Rz. 1

Die am 1.3.1998 in Kraft getretene Regelung der §§ 73 und 74 OWiG hat eine wesentliche Verschlechterung der Stellung des Betroffenen gebracht. Galt vorher, dass ein Betroffener grundsätzlich zur Teilnahme an der Hauptverhandlung nicht verpflichtet war und das Gericht sein persönliches Erscheinen nur anordnen durfte, wenn der Sachverhalt mit anderen Mitteln – z.B. mit einer kommissarischen Vernehmung – nicht aufgeklärt werden konnte, ist dieses Verhältnis nun umgekehrt:

 

Rz. 2

Jetzt ist der Betroffene grundsätzlich zum Erscheinen in der Hauptverhandlung verpflichtet.
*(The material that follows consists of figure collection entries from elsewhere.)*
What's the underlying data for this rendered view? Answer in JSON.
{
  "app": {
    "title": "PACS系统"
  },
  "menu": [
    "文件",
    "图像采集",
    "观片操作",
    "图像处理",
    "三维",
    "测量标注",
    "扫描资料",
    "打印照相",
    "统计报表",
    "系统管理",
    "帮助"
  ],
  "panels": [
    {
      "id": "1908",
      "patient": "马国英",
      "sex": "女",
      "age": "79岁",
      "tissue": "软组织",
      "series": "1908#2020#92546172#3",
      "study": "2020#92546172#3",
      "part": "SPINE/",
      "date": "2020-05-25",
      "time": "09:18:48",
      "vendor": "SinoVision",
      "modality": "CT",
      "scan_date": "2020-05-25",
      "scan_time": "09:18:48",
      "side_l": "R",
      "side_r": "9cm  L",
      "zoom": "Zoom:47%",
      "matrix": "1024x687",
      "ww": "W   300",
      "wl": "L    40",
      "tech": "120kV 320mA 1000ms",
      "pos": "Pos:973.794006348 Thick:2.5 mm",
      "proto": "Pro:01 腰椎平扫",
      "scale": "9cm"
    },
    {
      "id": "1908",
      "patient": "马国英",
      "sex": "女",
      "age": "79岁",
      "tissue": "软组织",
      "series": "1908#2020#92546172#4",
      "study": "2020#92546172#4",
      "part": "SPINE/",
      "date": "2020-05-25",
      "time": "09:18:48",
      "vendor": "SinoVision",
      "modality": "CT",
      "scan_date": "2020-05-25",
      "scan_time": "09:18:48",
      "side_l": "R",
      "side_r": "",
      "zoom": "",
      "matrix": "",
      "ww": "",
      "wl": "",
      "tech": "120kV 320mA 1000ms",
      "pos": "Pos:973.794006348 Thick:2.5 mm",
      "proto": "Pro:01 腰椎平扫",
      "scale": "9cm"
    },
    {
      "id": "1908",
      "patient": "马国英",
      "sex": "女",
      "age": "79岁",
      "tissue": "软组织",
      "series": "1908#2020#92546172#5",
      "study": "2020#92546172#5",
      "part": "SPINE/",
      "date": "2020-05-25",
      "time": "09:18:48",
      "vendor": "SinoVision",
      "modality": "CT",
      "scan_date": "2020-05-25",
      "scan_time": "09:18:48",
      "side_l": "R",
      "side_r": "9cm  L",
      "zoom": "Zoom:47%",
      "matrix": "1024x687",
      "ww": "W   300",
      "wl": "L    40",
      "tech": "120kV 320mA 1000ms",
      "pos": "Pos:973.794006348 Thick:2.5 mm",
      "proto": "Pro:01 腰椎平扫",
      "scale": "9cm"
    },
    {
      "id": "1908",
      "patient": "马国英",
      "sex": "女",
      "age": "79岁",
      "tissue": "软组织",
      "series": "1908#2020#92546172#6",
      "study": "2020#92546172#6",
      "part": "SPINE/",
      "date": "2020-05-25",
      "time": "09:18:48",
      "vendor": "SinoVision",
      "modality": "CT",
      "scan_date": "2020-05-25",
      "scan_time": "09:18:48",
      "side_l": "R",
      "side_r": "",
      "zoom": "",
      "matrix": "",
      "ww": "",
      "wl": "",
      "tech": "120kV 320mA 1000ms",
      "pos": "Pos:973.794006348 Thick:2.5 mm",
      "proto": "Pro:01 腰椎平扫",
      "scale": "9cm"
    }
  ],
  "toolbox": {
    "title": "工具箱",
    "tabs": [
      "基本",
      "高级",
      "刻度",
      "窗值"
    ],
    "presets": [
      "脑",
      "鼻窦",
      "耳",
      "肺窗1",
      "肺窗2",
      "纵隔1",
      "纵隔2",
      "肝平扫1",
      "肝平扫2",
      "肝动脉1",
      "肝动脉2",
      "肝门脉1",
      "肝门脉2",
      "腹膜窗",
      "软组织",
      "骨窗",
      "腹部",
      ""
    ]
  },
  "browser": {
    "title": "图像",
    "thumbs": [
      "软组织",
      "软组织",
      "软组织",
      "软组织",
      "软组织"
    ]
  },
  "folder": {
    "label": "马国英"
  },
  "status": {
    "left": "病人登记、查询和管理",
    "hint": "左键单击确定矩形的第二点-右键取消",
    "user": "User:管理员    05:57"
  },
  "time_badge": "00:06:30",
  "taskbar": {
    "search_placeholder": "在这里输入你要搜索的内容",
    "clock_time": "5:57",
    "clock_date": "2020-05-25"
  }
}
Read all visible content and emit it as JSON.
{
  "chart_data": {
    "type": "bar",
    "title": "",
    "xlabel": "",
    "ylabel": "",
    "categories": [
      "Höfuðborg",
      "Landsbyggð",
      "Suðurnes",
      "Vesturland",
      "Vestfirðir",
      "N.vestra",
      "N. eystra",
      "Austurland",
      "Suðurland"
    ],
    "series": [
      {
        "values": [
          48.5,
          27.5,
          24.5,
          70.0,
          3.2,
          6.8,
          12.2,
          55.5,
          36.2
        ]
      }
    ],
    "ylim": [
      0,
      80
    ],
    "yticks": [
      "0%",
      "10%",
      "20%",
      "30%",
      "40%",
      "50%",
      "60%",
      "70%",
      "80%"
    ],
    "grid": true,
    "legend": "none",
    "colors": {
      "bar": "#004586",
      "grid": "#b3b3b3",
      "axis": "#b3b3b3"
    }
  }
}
Zwar kann der Richter auch künftig unter bestimmten Voraussetzungen den Betroffenen auf seinen Antrag hin von der Verpflichtung zum persönlichen Erscheinen entbinden. Vielfach ist jedoch festzustellen, dass Richter jetzt noch öfter als früher mit vorgeschobenen, meist formelhaften Begründungen auf dem persönlichen Erscheinen des Betroffenen bestehen, obwohl – oder gerade weil – sie doch wissen müssten, dass ein Betroffener seinen Einspruch eher zurücknimmt oder verwerfen lässt, als den mit der Wahrnehmung des Termins verbundenen unverhältnismäßig hohen Zeit- und Kostenaufwand auf sich zu nehmen.

 

Rz. 3

Dies ist umso bedenklicher, als jetzt der Richter nicht einmal mehr die Möglichkeit hat, die schriftlich vorgetragenen Einwände des Betroffenen zu berücksichtigen und in seiner Abwesenheit zu verhandeln, sondern den Einspruch des nicht entbundenen Betroffenen verwerfen muss (§ 74 Abs. 2 OWiG) und zwar in vollem Umfang, so dass z.B. ein Absehen vom Fahrverbot insoweit unzulässig ist (OLG Hamm zfs 2012, 51).